Springdale Police pick wrecker service
SPRINGDALE — The Police Department has selected a wrecker service to exclusively contract with.
The City Council Committee recommended Monday the council approve next week a resolution that will enable the Springdale Police Department to enter into a contract with NWA Towing.
The Police Department had formed a committee to research contracting with a single wrecker company to handle all non-consent vehicle tows for the Police Department.
The department received proposals from 14 local wrecker companies. The committee chose four to do an in-person presentation. The four contenders were further narrowed down to two finalists, and the state’s towing board conducted onsite inspections of the two companies. The committee selected NWA Towing and Recovery of Fayetteville with a 3-1 vote, Police Chief Mike Peters said in a letter to Mayor Doug Sprouse.

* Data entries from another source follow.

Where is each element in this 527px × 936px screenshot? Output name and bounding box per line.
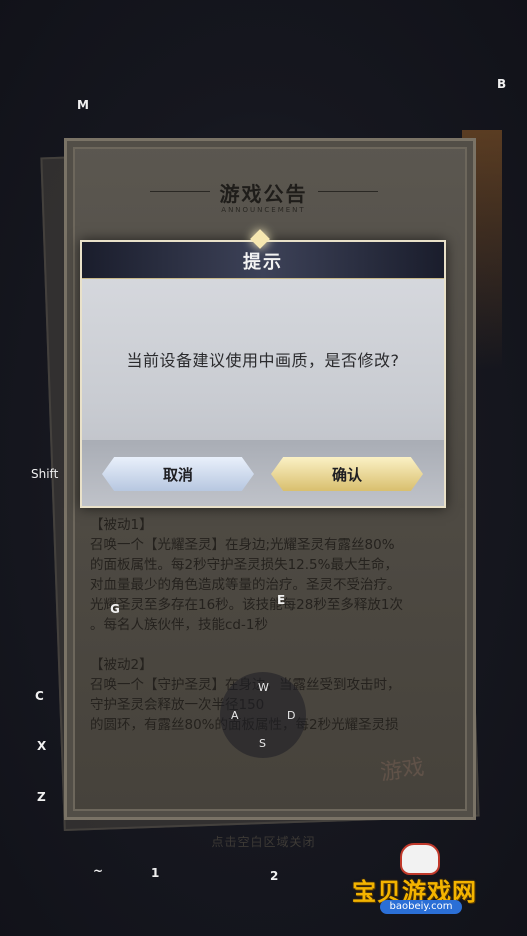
key-a[interactable]: A bbox=[231, 709, 239, 722]
key-g[interactable]: G bbox=[110, 602, 120, 616]
board-stamp: 游戏 bbox=[378, 755, 426, 786]
confirm-button[interactable]: 确认 bbox=[271, 457, 423, 491]
cancel-button[interactable]: 取消 bbox=[102, 457, 254, 491]
gamepad-icon bbox=[400, 843, 440, 875]
passive-1-heading: 【被动1】 bbox=[90, 517, 153, 533]
announcement-subtitle: ANNOUNCEMENT bbox=[221, 206, 306, 214]
key-b[interactable]: B bbox=[497, 77, 506, 91]
announcement-title: 游戏公告 bbox=[219, 182, 308, 206]
passive-1-line: 召唤一个【光耀圣灵】在身边;光耀圣灵有露丝80% bbox=[90, 537, 395, 553]
key-tilde[interactable]: ~ bbox=[93, 864, 103, 878]
key-m[interactable]: M bbox=[77, 98, 89, 112]
passive-1-line: 的面板属性。每2秒守护圣灵损失12.5%最大生命， bbox=[90, 557, 398, 573]
key-d[interactable]: D bbox=[287, 709, 295, 722]
quality-prompt-dialog: 提示 当前设备建议使用中画质，是否修改? 取消 确认 bbox=[80, 229, 446, 508]
passive-1-line: 光耀圣灵至多存在16秒。该技能每28秒至多释放1次 bbox=[90, 597, 403, 613]
close-hint[interactable]: 点击空白区域关闭 bbox=[0, 833, 527, 850]
key-shift[interactable]: Shift bbox=[31, 467, 58, 481]
passive-1-line: 。每名人族伙伴，技能cd-1秒 bbox=[90, 617, 268, 633]
key-e[interactable]: E bbox=[277, 593, 285, 607]
key-w[interactable]: W bbox=[258, 681, 269, 694]
dialog-message: 当前设备建议使用中画质，是否修改? bbox=[126, 351, 400, 370]
key-s[interactable]: S bbox=[259, 737, 266, 750]
key-c[interactable]: C bbox=[35, 689, 44, 703]
passive-1-section: 【被动1】 召唤一个【光耀圣灵】在身边;光耀圣灵有露丝80% 的面板属性。每2秒… bbox=[90, 515, 450, 635]
key-x[interactable]: X bbox=[37, 739, 46, 753]
key-1[interactable]: 1 bbox=[151, 866, 159, 880]
movement-joystick[interactable]: W A D S bbox=[220, 672, 306, 758]
key-2[interactable]: 2 bbox=[270, 869, 278, 883]
site-watermark-url: baobeiy.com bbox=[380, 900, 462, 914]
passive-1-line: 对血量最少的角色造成等量的治疗。圣灵不受治疗。 bbox=[90, 577, 401, 593]
key-z[interactable]: Z bbox=[37, 790, 46, 804]
dialog-title: 提示 bbox=[243, 252, 283, 273]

Alderman Jim Reed asked Peters why a Springdale company wasn’t chosen. Peters said NWA Towing and Recovery will be opening a location in Springdale.
Alderman Mike Overton, who was on the wrecker committee, said he was the dissenting vote against NWA Towing. He said one of the reasons he voted against NWA Towing is because that company also has the city contract with Fayetteville and he doesn’t think they should have a monopoly on city contracts.
Capt. Derek Hudson, who spoke to the council committee alongside Peters, said NWA Towing has been on the wrecking service rotation his department has been using.
“NWA Towing is one of the larger companies in the area. They have the ability and capital to expand that business in what I feel is a reasonable manner,” Hudson said.
Hudson said he wants to give NWA Towing a reasonable amount of time, preferably within six months, to open a Springdale location.
Hudson said the contract is for five years, but it allows for the Police Department to re-evaluate and renegotiate every year.
“Either party can terminate the contract at any point if they so choose with a 60day notice,” Hudson said.
The department held a public hearing on the issue in April. Many wrecking service owners criticized the single wrecker contract idea, saying it will hurt their business. However, Peters said his department needed a system that would be more manageable as well as cost-effective for residents.
The Police Department has been rotating 19 wrecker companies for non-consent towing, including accidents, stalled vehicles and vehicle seizures.
“The 19 services all have their own fees, different charges, so if you have a two-vehicle accident and we have two wrecker companies come, then charges can be quite different, one can be a lot higher than the other,” Peters said in April. “So that’s not really fair to the public to have that discrepancy in cost.”
The committee also recommended a Federal Aviation Administration grant be approved. The grant will provide $207,450 to the Springdale Municipal Airport, according to the grant resolution inside the committee’s agenda packet.
The money will be used for airport runway rejuvenation design work, not construction.
“The Springdale Municipal Airport Commission has determined there is a need to rehabilitate the runway and reconstruct the runway lighting,” the resolution states.
The current runway lighting works fine, but will be replaced with LED lights, which last longer and are less expensive to operate, said Neil Johnson, commission chairman.
The grant will pay for 90 percent of the design project. The commission plans to apply for a grant from the State of Arkansas Department of Aeronautics to pay for the remaining 10 percent, the resolution states.